Thanks to the power of the trucking lobby, the prevailing policy on the question of who wins and who loses if a carrier of goods goes unpaid favors the carrier over the broker, shipper, consignor and consignee. The rationale is that allowing shippers the benefit of carriage of goods without compensating the carrier would eventually cripple the shipping industry and the economy. Thus, the carrier will be paid, irrespective of the carrier’s failure to collect from the shipper or consignee or payment by one of the other parties to another.
The Bill of Lading
In these transactions, the Bill of Lading (the two-sided, tiny-print document that the company man signs without reading) governs the rights and obligations of the parties. Problem is, there is no uniform or standard bill of lading. For the consignee (often the operator) the liability to pay the carrier its full freight cost results from an implied obligation arising from simply receiving the goods, regardless of whether the consignee had anything to do with shipment.

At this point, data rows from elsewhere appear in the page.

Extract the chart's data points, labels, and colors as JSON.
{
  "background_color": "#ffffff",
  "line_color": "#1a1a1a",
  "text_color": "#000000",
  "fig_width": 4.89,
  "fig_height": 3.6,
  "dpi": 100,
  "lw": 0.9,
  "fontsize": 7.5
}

So, if you hire a freight carrier, or if you receive goods or have goods picked up from a facility or yard you own or operate, beware.
An example
In a recent carrier non-payment case handled by Alexis, the unpaid carrier sued the logistics company that hired them, the mill where the carrier picked up the pipe, the intermediary buyer of the pipe, and the operator that received the pipe at its job site. The carrier had colorable claims against each of the companies it sued even though because key protections were not in place:
- the carrier’s only contract was with the logistics company,
- the mill had arranged for and paid the logistics company for the freight, and
- the operator had nothing to do with shipping.
What to do about it?
There are ways to avoid double liability. See this helpful article by Alexis in Pipeline Magazine to learn how. But, if you do nothing else, never sign a bill of lading without first marking it either “COLLECT” (if you are a shipper/consigner) or “PREPAID” (if you are a consignee).
In the meantime, the rest of us just pay … and pay.